Garde à vue : les Deux-Sèvres résistent

Le bâtonnier a demandé à ses avocats de ne pas appliquer le nouveau régime.
Le bâtonnier a demandé à ses avocats de ne pas appliquer le nouveau régime. © MAXPPP
  • Copié
avec Pierre de Cossette et AFP , modifié à
Le bâtonnier a demandé à ses avocats de ne pas appliquer le nouveau régime.

Les avocats font de la résistance. Le basculement vers le nouveau régime de la garde à vue, avec présence accrue de l'avocat, a connu samedi son premier couac, les avocats des Deux-Sèvres refusant de l'appliquer, tandis que la transition vers cette garde à vue "new look" s'est faite sans gros incident ailleurs en France. Le bâtonnier de l'ordre des avocats du barreau des Deux-Sèvres, Laurent Di Raimondo, a jeté un pavé dans la mare en annonçant avoir demandé à ses avocats de permanence ce week-end de ne pas appliquer le nouveau régime de la garde à vue et "de s'en tenir aux textes anciens".

"Ce ne sont pas les juges qui font la loi, c'est le Parlement :

"Il est hors de question d'accepter de faire dans l'urgence n'importe quoi dans la plus totale précipitation", a dénoncé le bâtonnier. Depuis que la Cour de cassation a décidé vendredi après-midi l'application "immédiate" en France du nouveau régime de la garde à vue, policiers, gendarmes, avocats et magistrats se sont mobilisés dans l'urgence. Consignes ont aussitôt été données par la Chancellerie et le ministère de l'Intérieur d'exécuter la décision.
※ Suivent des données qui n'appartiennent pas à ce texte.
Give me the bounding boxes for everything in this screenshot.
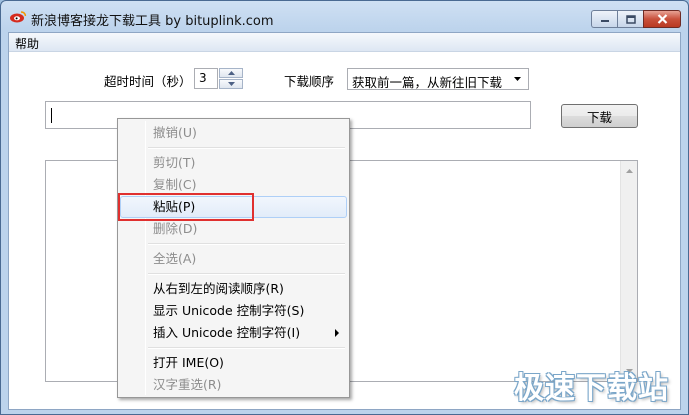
- chevron-down-icon: [513, 77, 521, 81]
- menu-help[interactable]: 帮助: [15, 35, 39, 52]
- menu-bar: 帮助: [9, 33, 680, 52]
- maximize-button[interactable]: [617, 10, 643, 28]
- menu-item-show-unicode[interactable]: 显示 Unicode 控制字符(S): [120, 300, 347, 322]
- text-caret: [51, 108, 52, 123]
- close-button[interactable]: [643, 10, 681, 28]
- close-icon: [657, 14, 667, 24]
- maximize-icon: [625, 14, 636, 24]
- timeout-input[interactable]: 3: [194, 68, 218, 89]
- arrow-down-icon: [227, 82, 235, 86]
- menu-item-delete[interactable]: 删除(D): [120, 218, 347, 240]
- menu-separator: [148, 273, 345, 275]
- menu-separator: [148, 347, 345, 349]
- submenu-arrow-icon: [335, 329, 339, 337]
- caption-buttons: [591, 10, 681, 28]
- dropdown-arrow[interactable]: [509, 71, 525, 87]
- menu-item-open-ime[interactable]: 打开 IME(O): [120, 352, 347, 374]
- menu-separator: [148, 147, 345, 149]
- arrow-up-icon: [227, 71, 235, 75]
- scroll-up-button[interactable]: [621, 163, 637, 179]
- menu-item-rtl-reading[interactable]: 从右到左的阅读顺序(R): [120, 278, 347, 300]
- menu-item-undo[interactable]: 撤销(U): [120, 122, 347, 144]
- menu-item-insert-unicode[interactable]: 插入 Unicode 控制字符(I): [120, 322, 347, 344]
- watermark-text: 极速下载站: [514, 371, 669, 406]
- context-menu: 撤销(U) 剪切(T) 复制(C) 粘贴(P) 删除(D) 全选(A) 从右到左…: [117, 118, 350, 398]
- spin-up-button[interactable]: [219, 68, 243, 78]
- minimize-icon: [600, 20, 609, 22]
- menu-item-select-all[interactable]: 全选(A): [120, 248, 347, 270]
- timeout-label: 超时时间（秒）: [104, 74, 192, 89]
- vertical-scrollbar[interactable]: [620, 161, 637, 381]
- timeout-spinner: [219, 68, 243, 89]
- minimize-button[interactable]: [591, 10, 617, 28]
- order-selected-value: 获取前一篇，从新往旧下载: [352, 75, 503, 90]
- paste-highlight-annotation: [118, 193, 254, 221]
- title-bar[interactable]: 新浪博客接龙下载工具 by bituplink.com: [1, 1, 688, 32]
- sina-logo-icon: [10, 11, 27, 23]
- window-title: 新浪博客接龙下载工具 by bituplink.com: [31, 14, 274, 29]
- arrow-up-icon: [625, 169, 633, 173]
- menu-item-reconversion[interactable]: 汉字重选(R): [120, 374, 347, 396]
- menu-item-label: 插入 Unicode 控制字符(I): [153, 325, 301, 340]
- order-select[interactable]: 获取前一篇，从新往旧下载: [347, 68, 529, 90]
- download-button[interactable]: 下载: [561, 104, 638, 128]
- menu-item-cut[interactable]: 剪切(T): [120, 152, 347, 174]
- menu-separator: [148, 243, 345, 245]
- order-label: 下载顺序: [284, 74, 335, 89]
- spin-down-button[interactable]: [219, 79, 243, 89]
"L'impression d'être une potiche"

A Paris, Me Grégoire Etrillard, jeune avocat du barreau, a été l'un des premiers à étrenner ce qu'il appelle une "révolution historique" de la procédure pénale, en assistant pendant 24 heures aux auditions de son client en garde à vue. Une situation impensable avant la réforme : l'avocat ne pouvait rencontrer son client qu'une demi-heure au début de la garde à vue. Il peut maintenant être présent à tous les interrogatoires.

Mais dans l'Essonne, Me Xavier Watrin a eu "l'impression d'être une potiche, de faire beau dans le décor" pendant l'interrogatoire de son client par l'officier de police judiciaire (OPJ). De fait, "l'avocat (ne) peut (pas) poser des questions au policier pendant l'interrogatoire", a expliqué Arnaud Verhille, commissaire à la direction de la sécurité de proximité de l'agglomération parisienne (DSPAP), qui a piloté la "hotline" "Garde à vue assistance" ouverte par la préfecture de police pour répondre aux questions des OPJ.

Arnaud Verhille a aussi fait état d'un "incident dans le XVIIIe arrondissement avec un avocat qui a voulu poser des questions à l'OPJ et s'est violemment emporté". Outre le cas des Deux-Sèvres, la garde à vue "nouvelle formule" s'est déroulée à peu près sans encombre dans le pays. "Le basculement juridique s'est fait de manière organisée et uniforme" à Paris et dans la petite couronne, s'est félicité le commissaire Verhille.

"Aucun grippage dans la machine"

Cela s'est déroulé de manière d'autant plus "apaisée" que les demandes d'assistance longue durée par un avocat ont été assez limitées : une quinzaine depuis vendredi à Paris, a dit le bâtonnier Jean Castelain. Sept ou huit à Lyon samedi, selon un policier. "Il n'y a eu aucun grippage dans la machine", s'est-on félicité au commissariat central de Marseille. Mais à Lens, "on se débrouille, on fait du bricolage", a déploré un policier. De même à Bordeaux, où les policiers "sont assez stressés car la réforme est lourde et nous n'avons ni les moyens ni le temps de l'appliquer, cela va être tendu", a prévenu Aymed Korbosli, du syndicat SGP-FO.

"Maintenant on entre dans le fond du problème logistique et matériel", a résumé le commissaire Verhille, en écho aux récriminations des policiers, notamment l'inadaptation de leurs locaux pour les auditions. Des avocats s'inquiètent aussi de leurs rémunérations pour ces interventions à rallonge. Ceux de Seine-Saint-Denis sont en grève depuis lundi à ce sujet et manquaient à l'appel pour répondre aux besoins des policiers depuis vendredi, a déploré Arnaud Verhille. Il y a eu en France 800.000 mesures de gardes à vue en 2009 et l'objectif est de revenir à 500.000 par an.